Attached macrophytes were observed on eight recreational boats, and were collected from four, although no adult mussels were present on any of the plants. However, the presence of macrophytes attached to vessels suggests that it is possible to transport adult molluscs, which was the primary method of transport observed at boat launches in Michigan, USA (Johnson et al. 2001). Macrophytes were all observed attached to boats with an average overall fouling score of 4.5. This pattern suggests vessel fouling could be an additional factor influencing the spread of AIS through the Lake Simcoe region, with “dirtier” vessels more likely to transport attached macrophytes with associated AIS. In addition to transporting attached AIS, recreational boaters may be facilitating the dispersal of invasive macrophytes such as Cabomba caroliniana (Jacobs and MacIsaac 2009) and Myriophyllum spicatum, the Eurasian watermilfoil (Crowell et al. 1999 as cited by Kerr et al. 2005). Gravity models have suggested that Lake Simcoe is one of the most at-risk lakes for the invasion of C. caroliniana, based on its size and boater activity (Jacobs and MacIsaac 2009).
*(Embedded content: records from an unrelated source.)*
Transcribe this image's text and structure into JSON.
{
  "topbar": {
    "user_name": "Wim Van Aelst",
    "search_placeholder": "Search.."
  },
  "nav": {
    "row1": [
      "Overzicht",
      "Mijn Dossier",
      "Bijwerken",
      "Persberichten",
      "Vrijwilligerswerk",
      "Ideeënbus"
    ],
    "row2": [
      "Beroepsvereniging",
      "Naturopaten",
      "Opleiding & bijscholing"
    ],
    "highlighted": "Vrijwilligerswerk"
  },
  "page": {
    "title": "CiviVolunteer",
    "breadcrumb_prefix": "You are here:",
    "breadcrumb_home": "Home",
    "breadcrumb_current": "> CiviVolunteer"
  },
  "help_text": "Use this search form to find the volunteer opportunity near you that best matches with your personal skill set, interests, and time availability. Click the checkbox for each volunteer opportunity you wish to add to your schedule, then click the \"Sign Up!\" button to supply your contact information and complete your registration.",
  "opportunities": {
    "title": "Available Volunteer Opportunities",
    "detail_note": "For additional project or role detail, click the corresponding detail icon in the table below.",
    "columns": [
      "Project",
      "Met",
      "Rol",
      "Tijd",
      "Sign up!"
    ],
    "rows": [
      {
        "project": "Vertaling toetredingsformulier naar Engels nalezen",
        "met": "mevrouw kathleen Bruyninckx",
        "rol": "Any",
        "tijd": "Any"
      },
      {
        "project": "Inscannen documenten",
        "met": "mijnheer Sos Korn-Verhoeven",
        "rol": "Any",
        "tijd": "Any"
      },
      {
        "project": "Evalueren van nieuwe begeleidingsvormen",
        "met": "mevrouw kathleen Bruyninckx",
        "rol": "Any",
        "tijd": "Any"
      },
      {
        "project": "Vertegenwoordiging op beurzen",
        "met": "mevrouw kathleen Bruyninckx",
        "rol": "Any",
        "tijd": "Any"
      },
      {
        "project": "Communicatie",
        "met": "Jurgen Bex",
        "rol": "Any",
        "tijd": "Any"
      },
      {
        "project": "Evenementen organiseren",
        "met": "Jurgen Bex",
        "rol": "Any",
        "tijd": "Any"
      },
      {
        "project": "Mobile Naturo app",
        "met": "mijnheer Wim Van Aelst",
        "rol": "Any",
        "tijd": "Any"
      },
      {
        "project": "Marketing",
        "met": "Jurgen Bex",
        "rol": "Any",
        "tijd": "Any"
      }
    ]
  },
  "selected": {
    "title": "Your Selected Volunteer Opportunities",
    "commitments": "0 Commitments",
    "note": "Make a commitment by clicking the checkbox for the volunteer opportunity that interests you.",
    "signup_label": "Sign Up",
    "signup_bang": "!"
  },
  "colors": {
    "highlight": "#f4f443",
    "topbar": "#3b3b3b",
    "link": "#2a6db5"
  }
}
Despite the presence of existing invading species prevention programs designed to raise awareness of the ecological impacts associated with the spread and establishment of AIS (OFAH 2012), recreational boaters in the Trent-Severn Waterway continue to transport (at least one) AIS and thus pose a significant risk to surrounding waterways. We recommend that future conservation efforts should focus on increasing awareness of effective boater hygiene practices in order to reduce the spread of AIS in the Lake Simcoe region. For example, during our survey, we observed that many boaters were unaware of the water that was present in their bilge, often stating it was empty when upwards of 13 L was then found. Most of the macrophytes collected were snagged on the propeller and/or anchor line. Decreasing the amount of water that boats are carrying in their bilge, draining any standing water prior to entering every new waterway and/or lock chamber, as well as removing all attached macrophytes, would substantially reduce the number of species and individuals being transported among waterways, and are thus behaviours that should be emphasized in all future education programs. Finally, most boater traffic originates within Lake Simcoe and travels outwards to other lakes, making these boats the primary group of concern for increasing the invasion risk to surrounding waterways. Since these boats remain in the water while travelling through the lock system and between various waterways, it may be beneficial for the staff assisting in lock operations to be involved in ensuring that the boaters comply with recommended boat hygiene practices.